No one moved. The women sat rigidly upright, facing Martha.
Elsa got it.
They wouldn’t walk past her.
They carry disease, you know.
Elsa faked a sneeze. Everyone jumped.
Elsa got to her feet and walked casually toward the door, taking her time. As she passed the food table, she saw all that was there: little peanut-butter-and-pickle sandwiches on store-bought bread with the crusts cut off, deviled eggs, a Jell-O salad, and a plate of cookies.
Why not?
They thought she was a dirty Okie anyway. What beaten dog didn’t jump at scraps?
Elsa picked up the plate of cookies and dumped all of them into her handbag. Next, she removed her headscarf and filled it with sandwiches. Then she snapped her handbag shut.
“Don’t worry, ladies,” she said, reaching for the door handle. “I’ll bring a treat next time. I’m sure y’all love squirrel stew.”
She walked out of the library and let the door bang shut behind her.
* * *
A HALF HOUR LATER, Elsa got her first whiff of the camp—the stench of too many people living without sanitation on a hot May day.
At their tent, she found Loreda and Ant sitting on boxes out front playing cards. Loreda had started making the lentil stew. Smoke puffed up through the stove’s short metal pipe and drifted sideways.
At Elsa’s arrival, Ant jumped up to greet her, but Loreda remained seated. Her daughter looked up and said, “Hey,” in that new clenched voice of hers.

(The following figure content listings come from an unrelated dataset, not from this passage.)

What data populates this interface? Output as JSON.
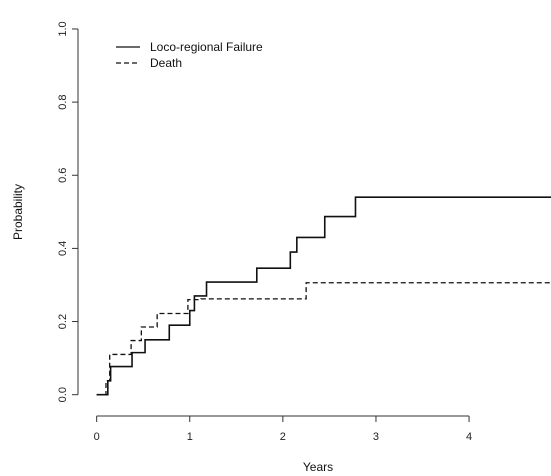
{
  "chart_data": {
    "type": "line",
    "step": true,
    "xlabel": "Years",
    "ylabel": "Probability",
    "xlim": [
      -0.05,
      4.88
    ],
    "ylim": [
      -0.02,
      1.03
    ],
    "xticks": [
      0,
      1,
      2,
      3,
      4
    ],
    "yticks": [
      0.0,
      0.2,
      0.4,
      0.6,
      0.8,
      1.0
    ],
    "xtick_labels": [
      "0",
      "1",
      "2",
      "3",
      "4"
    ],
    "ytick_labels": [
      "0.0",
      "0.2",
      "0.4",
      "0.6",
      "0.8",
      "1.0"
    ],
    "legend_position": "top-left",
    "series": [
      {
        "name": "Loco-regional Failure",
        "style": "solid",
        "color": "#111111",
        "x": [
          0.0,
          0.12,
          0.15,
          0.22,
          0.38,
          0.52,
          0.78,
          1.0,
          1.05,
          1.18,
          1.72,
          2.08,
          2.15,
          2.45,
          2.78,
          4.88
        ],
        "y": [
          0.0,
          0.038,
          0.077,
          0.077,
          0.115,
          0.15,
          0.19,
          0.23,
          0.27,
          0.308,
          0.346,
          0.39,
          0.43,
          0.487,
          0.54,
          0.54
        ]
      },
      {
        "name": "Death",
        "style": "dashed",
        "color": "#111111",
        "x": [
          0.0,
          0.1,
          0.14,
          0.33,
          0.37,
          0.48,
          0.65,
          0.95,
          0.98,
          1.12,
          2.25,
          4.88
        ],
        "y": [
          0.0,
          0.038,
          0.11,
          0.11,
          0.148,
          0.185,
          0.222,
          0.222,
          0.26,
          0.262,
          0.306,
          0.306
        ]
      }
    ]
  }
}
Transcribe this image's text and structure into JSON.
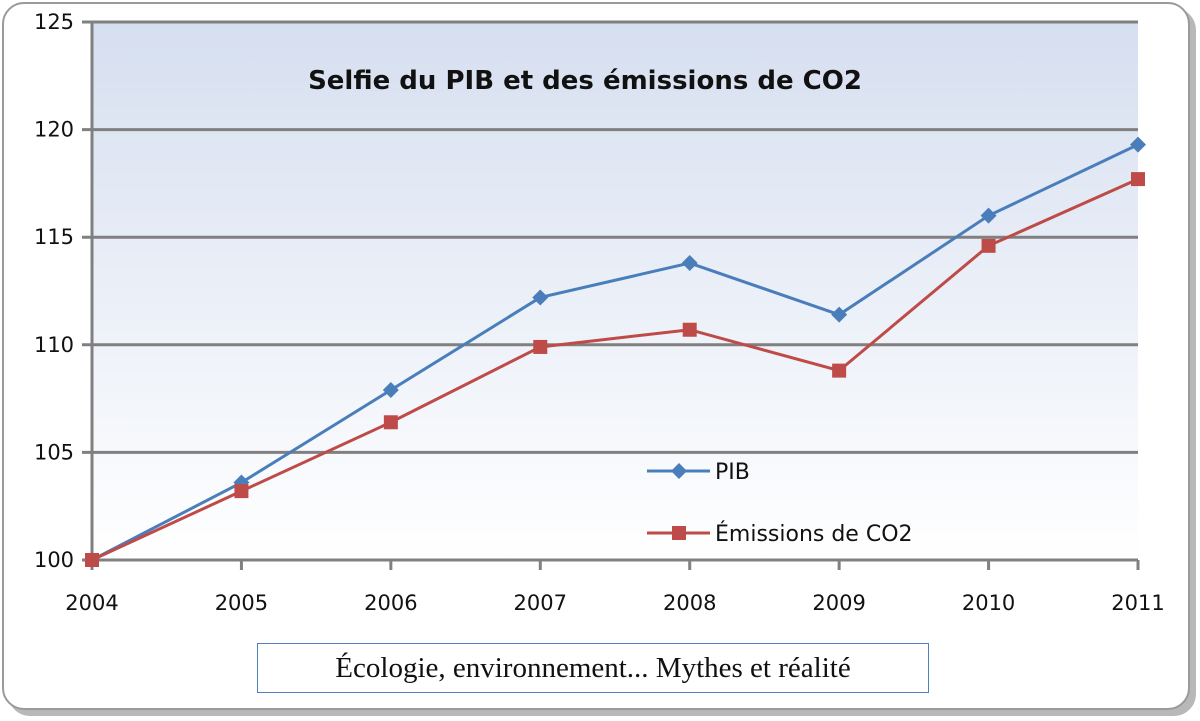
{
  "chart_data": {
    "type": "line",
    "title": "Selfie du PIB et des émissions de CO2",
    "xlabel": "",
    "ylabel": "",
    "categories": [
      "2004",
      "2005",
      "2006",
      "2007",
      "2008",
      "2009",
      "2010",
      "2011"
    ],
    "ylim": [
      100,
      125
    ],
    "yticks": [
      "100",
      "105",
      "110",
      "115",
      "120",
      "125"
    ],
    "grid": true,
    "legend_placement": "center-bottom inside plot",
    "series": [
      {
        "name": "PIB",
        "color": "#4a7ebb",
        "marker": "diamond",
        "values": [
          100,
          103.6,
          107.9,
          112.2,
          113.8,
          111.4,
          116.0,
          119.3
        ]
      },
      {
        "name": "Émissions de CO2",
        "color": "#be4b48",
        "marker": "square",
        "values": [
          100,
          103.2,
          106.4,
          109.9,
          110.7,
          108.8,
          114.6,
          117.7
        ]
      }
    ]
  },
  "source_box": "Écologie, environnement... Mythes et réalité"
}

Ant produced a local newspaper that was stained and torn. Across the top in bold black type was the headline: “Criminal Element Rampant in Migrants Flooding into State. One Thousand Enter California Per Day.” “I found this in the trash at school. I stole it. For the fire,” he said.
“It ain’t stealing if it’s in the trash,” Loreda said.
“I have a surprise,” Elsa said.
“A good surprise?” Loreda said without looking up. “Or another bad thing happening?”